しかしながら、プレイのし過ぎでの家庭内別居のような状態を招いたり、自殺者が出るにあたり、オンライン依存症があらためて注目される事態にもなった(エバークエストの場合はその名をもじって“エバークラック”と称されることもある)。アメリカには「エバークエスト未亡人の会」なるものがネット上に実在する。これはエバークエストの世界に没頭したプレーヤーに放りっぱなしにされた家族や恋人によって設立された被害者の会で、米ヤフーが運営し、メンバーは1000人を超えている。ネットワーク上の会合では、ゲームのキャラクターを削除したり、サーバーへのアクセス妨害など、エバークエストの快適なプレイを邪魔するための様々な方策についても話し合われてもいる。

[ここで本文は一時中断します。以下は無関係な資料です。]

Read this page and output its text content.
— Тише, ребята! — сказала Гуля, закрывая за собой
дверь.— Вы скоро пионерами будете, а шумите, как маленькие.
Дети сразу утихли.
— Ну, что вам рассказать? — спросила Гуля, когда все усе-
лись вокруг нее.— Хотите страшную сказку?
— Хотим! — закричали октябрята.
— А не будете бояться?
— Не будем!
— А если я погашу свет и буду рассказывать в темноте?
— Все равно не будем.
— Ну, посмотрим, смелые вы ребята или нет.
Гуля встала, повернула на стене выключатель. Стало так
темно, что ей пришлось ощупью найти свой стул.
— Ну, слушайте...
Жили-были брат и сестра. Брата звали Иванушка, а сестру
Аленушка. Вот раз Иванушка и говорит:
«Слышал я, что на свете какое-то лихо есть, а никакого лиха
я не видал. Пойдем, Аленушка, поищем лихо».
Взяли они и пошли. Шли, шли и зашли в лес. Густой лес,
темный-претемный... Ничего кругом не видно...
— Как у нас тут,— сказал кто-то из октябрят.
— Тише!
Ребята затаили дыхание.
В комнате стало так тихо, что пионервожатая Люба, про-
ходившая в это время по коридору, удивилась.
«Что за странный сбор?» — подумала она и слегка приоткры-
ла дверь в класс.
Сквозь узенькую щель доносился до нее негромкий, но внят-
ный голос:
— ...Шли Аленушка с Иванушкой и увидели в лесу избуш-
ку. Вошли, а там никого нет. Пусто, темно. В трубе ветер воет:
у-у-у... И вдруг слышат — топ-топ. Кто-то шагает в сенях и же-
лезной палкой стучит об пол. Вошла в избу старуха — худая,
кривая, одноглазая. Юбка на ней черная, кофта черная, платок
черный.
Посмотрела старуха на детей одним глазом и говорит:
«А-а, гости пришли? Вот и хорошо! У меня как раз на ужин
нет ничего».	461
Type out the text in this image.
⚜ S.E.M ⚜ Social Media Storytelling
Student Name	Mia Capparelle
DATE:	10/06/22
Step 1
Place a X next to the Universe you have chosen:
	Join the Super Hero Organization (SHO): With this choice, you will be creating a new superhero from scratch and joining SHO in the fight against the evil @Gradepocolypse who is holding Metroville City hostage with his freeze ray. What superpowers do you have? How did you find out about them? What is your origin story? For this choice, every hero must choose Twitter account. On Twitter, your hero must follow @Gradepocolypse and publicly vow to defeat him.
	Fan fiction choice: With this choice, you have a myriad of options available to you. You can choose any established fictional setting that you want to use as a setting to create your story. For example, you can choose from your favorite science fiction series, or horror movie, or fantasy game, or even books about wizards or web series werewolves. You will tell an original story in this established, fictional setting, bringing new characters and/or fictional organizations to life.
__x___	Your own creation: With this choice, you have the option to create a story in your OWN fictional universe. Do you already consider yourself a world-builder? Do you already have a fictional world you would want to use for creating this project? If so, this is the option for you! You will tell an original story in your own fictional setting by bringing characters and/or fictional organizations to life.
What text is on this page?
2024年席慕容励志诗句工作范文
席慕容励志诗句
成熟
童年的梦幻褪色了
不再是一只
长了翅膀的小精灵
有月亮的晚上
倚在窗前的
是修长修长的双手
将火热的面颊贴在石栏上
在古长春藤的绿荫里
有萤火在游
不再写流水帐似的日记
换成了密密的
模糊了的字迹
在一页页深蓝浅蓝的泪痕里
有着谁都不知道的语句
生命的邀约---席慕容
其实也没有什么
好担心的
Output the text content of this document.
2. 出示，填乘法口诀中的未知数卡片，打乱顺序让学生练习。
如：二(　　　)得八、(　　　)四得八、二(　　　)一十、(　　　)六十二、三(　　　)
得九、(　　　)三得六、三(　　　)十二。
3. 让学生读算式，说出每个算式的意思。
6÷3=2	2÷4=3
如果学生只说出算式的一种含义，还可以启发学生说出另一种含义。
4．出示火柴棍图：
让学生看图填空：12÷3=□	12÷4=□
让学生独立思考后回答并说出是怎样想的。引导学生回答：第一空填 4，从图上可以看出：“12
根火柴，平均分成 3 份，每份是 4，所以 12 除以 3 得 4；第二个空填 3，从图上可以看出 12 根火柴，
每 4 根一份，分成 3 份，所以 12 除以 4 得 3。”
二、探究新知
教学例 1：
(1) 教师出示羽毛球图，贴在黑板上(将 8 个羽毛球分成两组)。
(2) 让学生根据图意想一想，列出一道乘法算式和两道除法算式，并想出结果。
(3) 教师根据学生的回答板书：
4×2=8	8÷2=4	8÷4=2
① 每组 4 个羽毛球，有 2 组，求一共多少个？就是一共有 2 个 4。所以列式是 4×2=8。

そのために、激怒したプレーヤーによる脅迫を招くなどトラブルの元ともなっている。
[編集] 拡張:expansion
- 0 :EverQuest Classic
- 1 :The Ruins of Kunark (RoK)
- 2 :The Scars of Velious (SoV)
- 3 :The Shadows of Luclin (SoL)
- 4 :The Planes of Power (PoP)
- 5 :The Legacy of Ykesha (LoY)
- 6 :The Lost Dungeons of Norrath (LDoN)
- 7 :Gates of Discord (GoD)
- 8 :Omens of War (OoW)
- 9 :Dragons of Norrath (DoN)
- 10 :Depths of Darkhollow (DoD)
- 11 :Prophecy of Ro (PoR)
- 12 :The Serpent's Spine (TSS)
- 13 :The Buried Sea (TBS)
- 14 :Secrets of Faydwer (SoF)
- 15 :Seeds of Destruction (SoD) 2008/10/20~25?発売された
[編集] 開発/運営状況
現在までに15の拡張パックが発売されている。 また、エバークエストのパラレルワールドとしてNorrathの500年後の世界を舞台にした「エバークエスト2(EverQuestII)」が2004年11月8日にサービスを開始している。
2004年5月11日 「エバークエスト2」の日本国内での取り扱いや国内向けのカスタマイズ・サポートを、すでに同じMMORPGであり、エバークエストにヒントを得たとされているファイナルファンタジーXIを展開中のスクウェア・エニックスが行うことが発表され、世間を驚かせた。
2004年9月1日 日本における「エバークエスト」の運営管理会社がSo-netからガマニア・デジタル・エンターテインメントに移行。ガマニアはもともとアジア地域においてエバークエストの運営を行っており、日本だけが例外的にソニーおよびソニーコミュニケーションネットワークによる運営を行っていた。だが、度重なるパッチや拡張の遅延が続き、プレイヤーからの大規模な抗議が相次いだこともあり、ガマニア社は本家エバークエストへ日本語版のプレイヤーを移住させるという決断をするに至った。そして2006年5月30日をもち日本語版の運営は終了することとなった。
[編集] 邦訳小説
2008年4月25日に荒俣宏による翻訳で公式小説「エバークエスト 連合帝国(combine empire)の興亡」(原題 Ocean of Tears)がアスキー・メディアワークスから発売されている。なおこの作品は翻訳第一弾ではあるが、原書では二巻目にあたる(ただし各巻において、主人公も時代も異なる完全な読切のため違和感は無い)。